The weekend after Westminster, the Best in Show-winning Whippet, called ‘Ricky-Ticky-Tat’ by his owner Mrs. Newcombe, took BIS at the Elm City Kennel Club show in New Haven, Conn. Many dogs would stay for these shows in Hartford and New Haven. The Whippet lost the Hartford show to the Cocker Spaniel Ch. Biggs’ Snow Prince, the dog that won the American Spaniel Club specialty the month before in January. Ch. Courtenay Fleetfoot of Pennyworth ended up being the top dog in the United States in 1964.
Other Historical Events of 1964
- On March 27, the Great Alaskan earthquake (a 9.2 on the Richter Scale) causes massive damage to Anchorage and kills 125.

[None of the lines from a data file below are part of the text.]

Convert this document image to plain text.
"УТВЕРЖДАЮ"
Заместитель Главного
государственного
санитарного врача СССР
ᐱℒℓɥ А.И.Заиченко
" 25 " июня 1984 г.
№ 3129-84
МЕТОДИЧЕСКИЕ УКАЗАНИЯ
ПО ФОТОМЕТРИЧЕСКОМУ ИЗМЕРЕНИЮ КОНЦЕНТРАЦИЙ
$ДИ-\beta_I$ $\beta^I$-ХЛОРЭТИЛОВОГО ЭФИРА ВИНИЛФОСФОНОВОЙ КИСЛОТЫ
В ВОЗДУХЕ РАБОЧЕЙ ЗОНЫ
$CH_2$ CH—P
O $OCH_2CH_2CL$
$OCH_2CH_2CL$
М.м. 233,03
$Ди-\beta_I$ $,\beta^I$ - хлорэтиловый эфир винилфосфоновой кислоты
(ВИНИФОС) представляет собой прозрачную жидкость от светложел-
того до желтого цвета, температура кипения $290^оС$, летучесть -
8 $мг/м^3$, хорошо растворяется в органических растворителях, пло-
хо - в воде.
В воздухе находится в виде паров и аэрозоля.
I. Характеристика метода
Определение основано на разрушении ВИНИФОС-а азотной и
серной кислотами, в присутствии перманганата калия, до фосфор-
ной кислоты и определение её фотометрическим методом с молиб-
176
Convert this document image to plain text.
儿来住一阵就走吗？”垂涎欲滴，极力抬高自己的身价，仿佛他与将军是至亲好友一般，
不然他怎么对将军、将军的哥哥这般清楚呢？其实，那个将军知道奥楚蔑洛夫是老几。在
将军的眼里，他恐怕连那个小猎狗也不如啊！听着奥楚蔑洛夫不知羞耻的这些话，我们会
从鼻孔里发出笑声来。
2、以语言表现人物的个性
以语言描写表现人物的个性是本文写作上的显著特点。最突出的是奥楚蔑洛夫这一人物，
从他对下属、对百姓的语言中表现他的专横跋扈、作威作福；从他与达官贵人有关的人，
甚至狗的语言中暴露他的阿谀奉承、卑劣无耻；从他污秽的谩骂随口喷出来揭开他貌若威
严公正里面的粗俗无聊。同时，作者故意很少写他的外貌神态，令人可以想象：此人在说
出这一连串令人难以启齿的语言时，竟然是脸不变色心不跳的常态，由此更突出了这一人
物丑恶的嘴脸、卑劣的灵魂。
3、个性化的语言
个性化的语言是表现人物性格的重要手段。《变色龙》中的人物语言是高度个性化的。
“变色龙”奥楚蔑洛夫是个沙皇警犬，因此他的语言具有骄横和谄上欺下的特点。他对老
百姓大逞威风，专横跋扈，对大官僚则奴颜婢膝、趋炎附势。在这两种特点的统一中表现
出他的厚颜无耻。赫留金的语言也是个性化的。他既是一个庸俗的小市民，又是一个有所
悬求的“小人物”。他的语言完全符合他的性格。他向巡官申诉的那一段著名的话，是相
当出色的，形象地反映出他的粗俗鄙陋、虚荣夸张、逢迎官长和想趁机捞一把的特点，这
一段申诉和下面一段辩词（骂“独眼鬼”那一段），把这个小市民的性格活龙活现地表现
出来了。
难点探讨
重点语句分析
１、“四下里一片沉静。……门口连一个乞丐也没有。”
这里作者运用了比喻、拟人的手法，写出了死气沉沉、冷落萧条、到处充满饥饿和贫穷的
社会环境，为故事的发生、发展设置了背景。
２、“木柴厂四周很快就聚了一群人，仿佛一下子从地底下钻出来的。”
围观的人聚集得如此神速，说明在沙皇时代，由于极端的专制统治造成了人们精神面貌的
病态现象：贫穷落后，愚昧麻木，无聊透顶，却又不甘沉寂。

- Jeopardy! debuts on NBC with Art Fleming as its first host.
- Sydney Poitier is the first African-American to win an Academy Award (he won for Best Actor for Lilies of the Field).
- Nelson Mandela is sentenced to life imprisonment and sent to Robben Island prison in South Africa.
- The first major student protest of the Vietnam War occurs throughout the country, the largest marches appearing in New York City and San Francisco.
- The Civil Rights Act of 1964 is signed into law and abolishes racial segregation in the United States.
- Dr. Martin Luther King, Jr., becomes the youngest recipient of the Nobel Peace Prize.
- “I Want to Hold Your Hand” is the first hit song from The Beatles in the US, and The Rolling Stones release their debut album.
- Cassius Clay (Muhammad Ali) becomes the heavyweight champion of the world.
- The first Ford Mustang hits the US markets.
A General History of Westminster
A group of sporting dog enthusiasts living in New York City in the 1870s would gather in a bar of the Westminster Hotel to discuss dogs. They decided to form a group named after the hotel called The Westminster Breeding Association. Soon after they changed their name to the Westminster Kennel Club and held a dog show in New York in 1877 in the Hippodrome at Gilmore’s Garden in New York City (they also helped put on a show in Philadelphia the year before). This show has continued for more than 130 years, held every February in New York City, making it the second oldest continuous sporting event in the United States (the Kentucky Derby is the oldest), and it is the oldest dog show in the United States. The coveted title of Westminster’s Best in Show was first awarded in 1907, and it was first broadcast on television in 1948. Westminster is also one of the last benched shows in the United States.